Comme expliqué, dans le cadre de la procédure disciplinaire, les allégations rendues publiques en octobre 2025 concernant des allégations de violations sexuelles n'ont pas été discutées, ni les situations liées à Kimberly Araya, Julieta Fernández, Nadia Peraza ou aux cousines Barboza.
« Il n'a pas non plus été question de savoir si des photographies de cadavres avaient été envoyées ou s'il y avait eu des avertissements concernant des raids comme indiqué dans ce programme », a-t-il déclaré.
Selon Zúñiga, ces processus se poursuivent par d'autres moyens et le procès lié à ces allégations débutera le 25 mai 2026.
Dans le communiqué, l'ancien dirigeant a assuré que lors de l'enquête disciplinaire, 50 chefs d'accusation lui ont été transférés, bien qu'il n'ait finalement été sanctionné que pour six.
Zúñiga a défendu qu'il n'avait jamais révélé d'informations confidentielles et a déclaré que les conversations pour lesquelles il avait été sanctionné faisaient référence à des faits déjà connus du public.

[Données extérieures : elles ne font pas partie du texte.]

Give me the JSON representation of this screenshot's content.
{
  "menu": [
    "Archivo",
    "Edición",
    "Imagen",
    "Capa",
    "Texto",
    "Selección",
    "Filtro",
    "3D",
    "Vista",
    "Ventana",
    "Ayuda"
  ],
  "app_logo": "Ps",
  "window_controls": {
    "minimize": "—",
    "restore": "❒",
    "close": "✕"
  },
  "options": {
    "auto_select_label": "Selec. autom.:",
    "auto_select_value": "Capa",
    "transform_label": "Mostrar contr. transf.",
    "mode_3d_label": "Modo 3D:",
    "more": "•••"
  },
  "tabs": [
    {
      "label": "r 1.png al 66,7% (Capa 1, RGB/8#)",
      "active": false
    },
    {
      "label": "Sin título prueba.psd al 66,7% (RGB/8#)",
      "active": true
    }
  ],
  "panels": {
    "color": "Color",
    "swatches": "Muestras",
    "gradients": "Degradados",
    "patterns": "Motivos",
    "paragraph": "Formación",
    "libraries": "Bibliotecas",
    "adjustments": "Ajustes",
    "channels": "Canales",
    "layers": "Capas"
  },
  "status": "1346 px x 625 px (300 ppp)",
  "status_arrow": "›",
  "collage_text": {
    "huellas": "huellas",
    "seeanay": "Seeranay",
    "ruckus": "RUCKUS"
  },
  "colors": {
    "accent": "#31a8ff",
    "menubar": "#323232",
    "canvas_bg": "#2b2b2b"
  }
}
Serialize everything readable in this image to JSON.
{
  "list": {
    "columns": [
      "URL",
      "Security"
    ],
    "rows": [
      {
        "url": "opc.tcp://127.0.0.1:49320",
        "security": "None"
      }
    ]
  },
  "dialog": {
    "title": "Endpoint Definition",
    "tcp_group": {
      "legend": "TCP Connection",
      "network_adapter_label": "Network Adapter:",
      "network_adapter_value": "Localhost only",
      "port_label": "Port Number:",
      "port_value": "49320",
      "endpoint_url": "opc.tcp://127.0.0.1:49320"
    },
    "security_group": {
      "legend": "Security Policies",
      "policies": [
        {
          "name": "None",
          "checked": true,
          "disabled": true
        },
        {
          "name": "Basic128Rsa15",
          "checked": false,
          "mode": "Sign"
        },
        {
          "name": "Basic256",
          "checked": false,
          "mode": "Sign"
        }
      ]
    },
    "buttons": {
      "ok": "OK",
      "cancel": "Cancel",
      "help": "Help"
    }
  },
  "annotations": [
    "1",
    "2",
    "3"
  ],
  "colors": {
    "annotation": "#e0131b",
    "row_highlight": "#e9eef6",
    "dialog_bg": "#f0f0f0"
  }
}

« Il n'a pas été prouvé que j'avais révélé publiquement des informations secrètes, confidentielles ou jusqu'alors inconnues », a-t-il déclaré.
En outre, il a indiqué que les conversations interrogées concernaient des informations précédemment divulguées par les médias ou par l'intermédiaire de porte-parole institutionnels.
« Ce qui est sanctionné, en substance, c'est le fait d'avoir eu des conversations privées sur des faits qui avaient déjà été communiqués publiquement », a-t-il ajouté.
Pour illustrer sa position, Zúñiga a comparé le processus disciplinaire à un procès pénal.
« C'est comme si une personne était traduite en justice pour vol, puisqu'ils ne peuvent pas la déclarer coupable de cela, ils la condamnent alors pour fraude fiscale même s'il ne faisait pas partie de l'accusation », a-t-il déclaré.

L'ancien directeur a annoncé qu'il s'adresserait à la juridiction contentieuse-administrative pour contester la décision prise par le Tribunal plénier et demander une révision de la procédure.
Selon lui, il cherchera à faire analyser les actions « avec rigueur technique et juridique ».
Zúñiga a également remis en question la manière dont le cas a été présenté à l'opinion publique et a assuré qu'il y avait une intention de porter atteinte à l'indépendance de la police judiciaire.
« Les institutions démocratiques exigent que les décisions soient prises sur la base de preuves, de la légalité et d’une procédure régulière, et non en raison de la pression des médias ou de convenances temporaires », a-t-il déclaré.
Dans la dernière partie de sa déclaration, il a lancé un avertissement sur l'avenir de l'institution.
« Il y a un objectif très clair d'affaiblir la police judiciaire et de la confier à l'Exécutif », a-t-il conclu.

La Cour suprême de justice a officiellement confirmé la révocation de la nomination de Randall Zúñiga au poste de directeur de l'OIJ.
Alors qu'un nouveau concours est organisé pour désigner le prochain dirigeant de l'institution, Michael Soto conservera son poste de directeur par intérim.
Au cours des six derniers mois, Zúñiga est resté suspendu avec salaire pendant que les enquêtes administratives à son encontre progressaient.